So as the title suggests, my $12$ year old little brother loves math. Since he is a bright kid, I started teaching him derivatives. The issue is he always keeps asking weird questions that are above his level. I'm trying to explain why you would use $\frac {dy}{dx}$ instead of $ \frac {dx}{dy}$ when deriving $y=x^2$. I am particularly stuck on how to explain when to use those two. I keep telling him that you are finding the derivative of the function in respect to $x$, but he keeps asking why it is structured that way. Then I made the delta y over delta $x$ analogy, but he is still confused. I would greatly appreciate it if someone can find a visual way that I can explain when/how to use the latter of the two?
Edit: Sorry forgot to say, but he can't understand functions too, not even the slightest bit about function notation. So one can't use Lagrange's notation
The following is just my opinion. I commend you on trying to further your brothers education but I would be careful as to how far you go and in what order. In my experience, we tend to forget the things we knew before we learnt harder stuff. Given that your brother is asking about something notational, it may be that he doesn't really understand why you are doing any of the math to start with (especially if he hasn't been introduced to function notation yet).
Depending on what your brother already knows, I would suggest the following:
1) Teach him about linear functions and graphing them. This is usually the first introduction to the concept of slope (especially using gradient-intercept form). Hopefully your brother can already do this!
2) It would be useful if he knew how to graph quadratics (and cubics etc if possible). This will give you a broader range of functions with which you can give examples (and hence give pictures to aid your discussion of instantaneous rates of change).
3) Introduce some physical examples (e.g. motion under constant acceleration) to show why we are interested in rates of change at all.
If your brother can already handle these types of problems then perhaps you just need to use some of them more explicitly to show him what finding derivatives is all about.

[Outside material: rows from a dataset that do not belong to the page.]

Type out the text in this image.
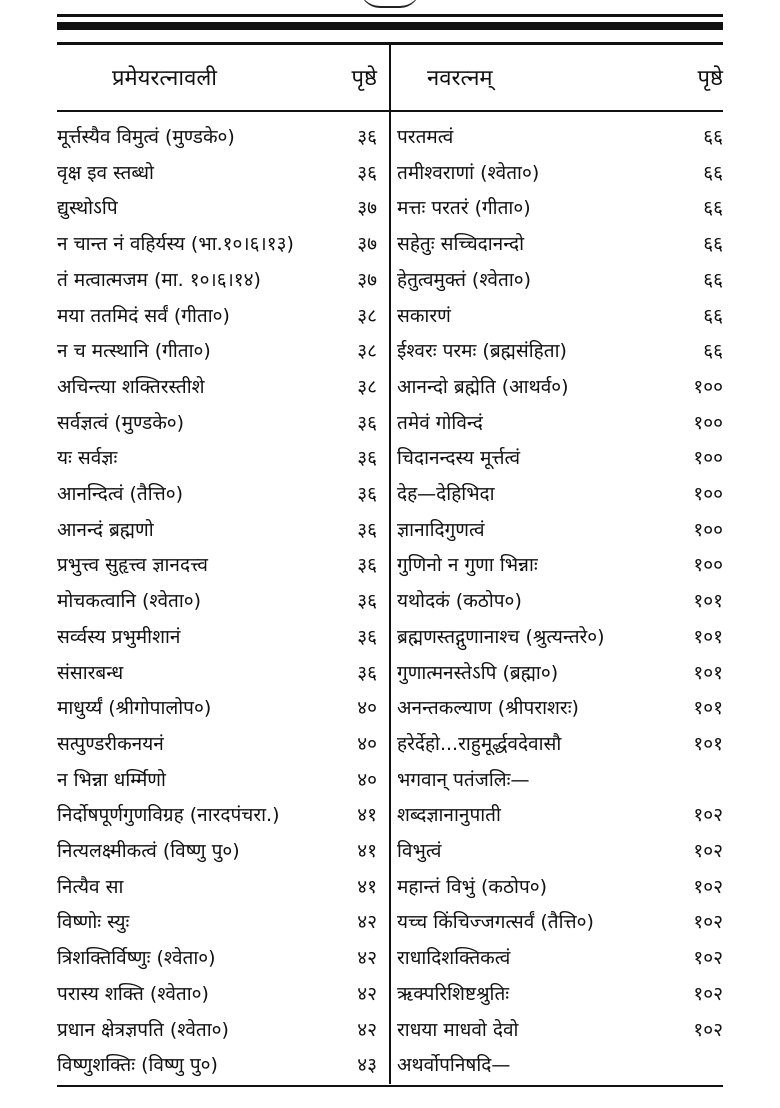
प्रमेयरत्नावली	पृष्ठे	नवरत्नम्	पृष्ठे
मूर्त्तस्यैव विमुत्वं (मुण्डके०)	३६ परतमत्वं	६६
वृक्ष इव स्तब्धो	३६ तमीश्वराणां (श्वेता०)	६६
द्युस्थोऽपि	३७ मत्तः परतरं (गीता०)	६६
न चान्त नं वहिर्यस्य (भा.१०।६।१३)	३७ सहेतुः सच्चिदानन्दो	६६
तं मत्वात्मजम (मा. १०।६।१४)	३७ हेतुत्वमुक्तं (श्वेता०)	६६
मया ततमिदं सर्वं (गीता०)	३८ सकारणं	६६
न च मत्स्थानि (गीता०)	३८ ईश्वरः परमः (ब्रह्मसंहिता)	६६
अचिन्त्या शक्तिरस्तीशे	३८ आनन्दो ब्रह्मेति (आथर्व०)	१००
सर्वज्ञत्वं (मुण्डके०)	३६ तमेवं गोविन्दं	१००
यः सर्वज्ञः	३६ चिदानन्दस्य मूर्त्तत्वं	१००
आनन्दित्वं (तैत्ति०)	३६ देह—देहिभिदा	१००
आनन्दं ब्रह्मणो	३६ ज्ञानादिगुणत्वं	१००
प्रभुत्त्व सुहृत्त्व ज्ञानदत्त्व	३६ गुणिनो न गुणा भिन्नाः	१००
मोचकत्वानि (श्वेता०)	३६ यथोदकं (कठोप०)	१०१
सर्व्वस्य प्रभुमीशानं	३६ ब्रह्मणस्तद्गुणानाश्च (श्रुत्यन्तरे०)	१०१
संसारबन्ध	३६ गुणात्मनस्तेऽपि (ब्रह्मा०)	१०१
माधुर्य्यं (श्रीगोपालोप०)	४० अनन्तकल्याण (श्रीपराशरः)	१०१
सत्पुण्डरीकनयनं	४० हरेर्देहो...राहुमूर्द्धवदेवासौ	१०१
न भिन्ना धर्म्मिणो	४० भगवान् पतंजलिः—
निर्दोषपूर्णगुणविग्रह (नारदपंचरा.)	४१ शब्दज्ञानानुपाती	१०२
नित्यलक्ष्मीकत्वं (विष्णु पु०)	४१ विभुत्वं	१०२
नित्यैव सा	४१ महान्तं विभुं (कठोप०)	१०२
विष्णोः स्युः	४२ यच्च किंचिज्जगत्सर्वं (तैत्ति०)	१०२
त्रिशक्तिर्विष्णुः (श्वेता०)	४२ राधादिशक्तिकत्वं	१०२
परास्य शक्ति (श्वेता०)	४२ ऋक्परिशिष्टश्रुतिः	१०२
प्रधान क्षेत्रज्ञपति (श्वेता०)	४२ राधया माधवो देवो	१०२
विष्णुशक्तिः (विष्णु पु०)	४३ अथर्वोपनिषदि—
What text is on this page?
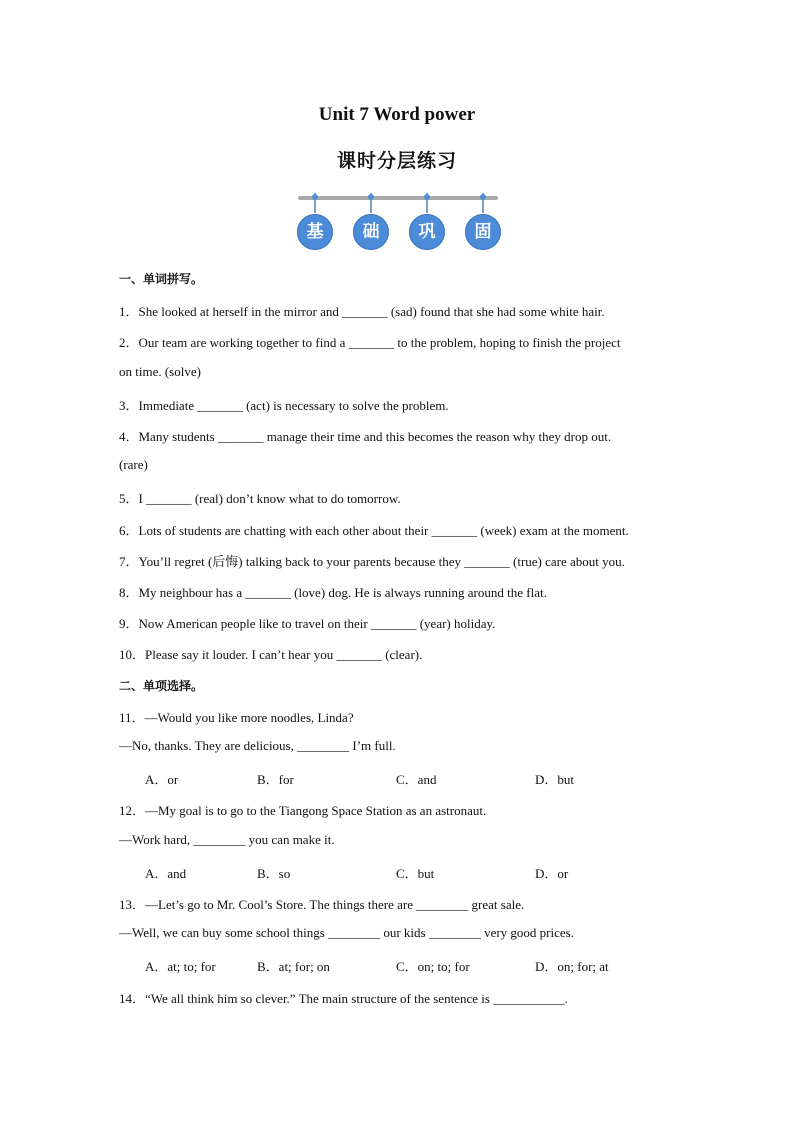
Unit 7 Word power
课时分层练习
基	础	巩	固
一、单词拼写。
1．She looked at herself in the mirror and _______ (sad) found that she had some white hair.
2．Our team are working together to find a _______ to the problem, hoping to finish the project
on time. (solve)
3．Immediate _______ (act) is necessary to solve the problem.
4．Many students _______ manage their time and this becomes the reason why they drop out.
(rare)
5．I _______ (real) don’t know what to do tomorrow.
6．Lots of students are chatting with each other about their _______ (week) exam at the moment.
7．You’ll regret (后悔) talking back to your parents because they _______ (true) care about you.
8．My neighbour has a _______ (love) dog. He is always running around the flat.
9．Now American people like to travel on their _______ (year) holiday.
10．Please say it louder. I can’t hear you _______ (clear).
二、单项选择。
11．—Would you like more noodles, Linda?
—No, thanks. They are delicious, ________ I’m full.
A．or	B．for	C．and	D．but
12．—My goal is to go to the Tiangong Space Station as an astronaut.
—Work hard, ________ you can make it.
A．and	B．so	C．but	D．or
13．—Let’s go to Mr. Cool’s Store. The things there are ________ great sale.
—Well, we can buy some school things ________ our kids ________ very good prices.
A．at; to; for	B．at; for; on	C．on; to; for	D．on; for; at
14．“We all think him so clever.” The main structure of the sentence is ___________.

If he doesn't already know about the above three points then these may be better starting points for expanding his knowledge. Hopefully all this allows you to explain that the reason you are using $\frac{dy}{dx}$ is because you are interested in the rate of change of $y$ with respect to $x$ (rather than the rate of change of $x$ with respect to $y$). In a physical setting, for example, you are generally interested in the rate of change of distance with respect to time, rather than the rate of change of time with respect to distance. Hence we talk about velocity which is $\frac{dx}{dt}$ but there is no name for $\frac{dt}{dx}$.